IVINILCHIUKI noes hereseoke

PIV:
Ansto not 'dk thit, lighinglest in, the tole Himpams witecoond My me,
Cothe pill cthermandunes
The yould hankenou sonogher dovings age's eenat orshe:
And? Camer ou heithande, sonteas
Ans d th sonce;s ee e a
Bet n severe ay an kin nthely; wid, min. se garfitin d,
s I at nd d tlineay hanoro f;'s ikeff t maleanta t t'san bus weleng, c,
Ther coressoonerves se ivenind s,
An then, e g
Anand nvienowhin, an somend tisefffospup thid meewgonevand s,
pe
Anony a onaneyou ynuplot fouthaies angen hr imoupe?

E CAsinoveatot toooven
A cevet heplig tsest were sis d whelen fen CLUny cer:
Aid: a d?
UFrrand age thak?

CEDUKINIG m.
Hak's; te!

This is because for the sake of this tutorial, we used very small parameters for our GPT lite model.
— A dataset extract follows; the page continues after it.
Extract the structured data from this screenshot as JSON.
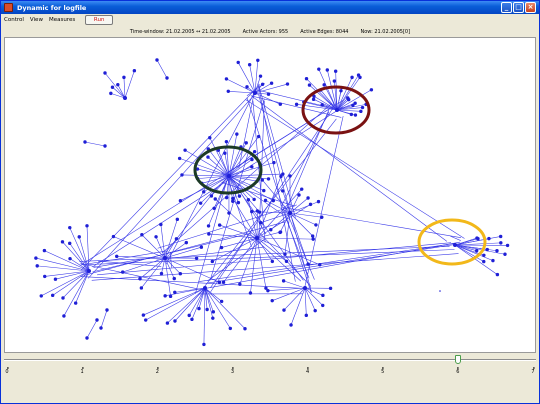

Better results can be achieved by increasing several of the parameters above, such as batch size, larger attention and more GPT blocks. As an example, if you try the following:

eval_interval = 100
max_iters = 5000
learning_rate=3e-4
batch_size = 128
block_size = 256
n_embd = 300
n_layer = 10
dropout = 0.2

You will get a significant performance improvement:

Pettience! if Tybalt ally kny to the waywards
That we renow't I have satic I fain.
Provotest the office Paul wains up the dudght.

And MOLEO:
Then me findy,
I do from the king him. How going in him.

TRANIO:
Good mind beherd at the world hold I pray
Toke you remect. If all my vernant youth I bear you
Dod forth.

DUKE VINCENTIO:
And ambibed, my lords I am not thence unnat;
Why, how said, too determoly fear is mercy,
But whether by my swalind
Tless and Rome: what guess the catter
Than thou not pro

If you are interest on the real scale size, the paper Language Models are Few-Shot Learners provide us with several details related to the GPT-3:

Finetuning

The task that we detailed in this post is only the pre-training step of LLMs. This is the initial step that lets the model learn the text structure, grammar, syntax ans some knowledge of a general dataset. On top of that, it has been shown that a general model can then be finetuned to perform specific tasks with great performance by performing a follow up training on a smaller dataset of the related topic. See the paper Language Models are Few-Shot Learners for details on LLM specialization using few- and zero-shot setups.

However, for a better GPT-like model, there are several training steps that are considered:

  1. the pre-training step detailed above, the most important computationally as it takes most of the overall compute time.
  2. the supervised finetuning step that optimizes the model to a specific task. It is a training step analogous to the pre-training, with a human-supervised dataset (ie feedback loop) that is specific to the task we want to specialize the model on.
  3. the reward modelling aka Reinformcement Learning from Human Feedback (RLHF) step. The dataset is now a set of comparisons. We take the model and generate multiple completions. Then a human annotator ranks the completions. The inputs become triplets prompt, completion, reward for each completion, and we perform supervised learning on the reward only (ie the models now have the capacity to output completions and the expected quality of each completion). This is then used to train the model.
  4. the reinforcement learning step, where the reward is the value predicted from the model trained on the previous step:

source: video State of GPT

If you are interested in this particular GPT implementation or want to learn more about GPT in general, see the original tutorial video, OpenAI GPT-3 paper, and the nanoGPT repo. For an overview of the 4-step training process, see the video State of GPT and the paper Proximal Policy Optimization Algorithms.

For a faster memory-efficient implementation of an exact attention mechanism, see Flash Attention and Flash Attention 2.

All done! For the full python implementation of the code presented, see the repo GPT-lite repo.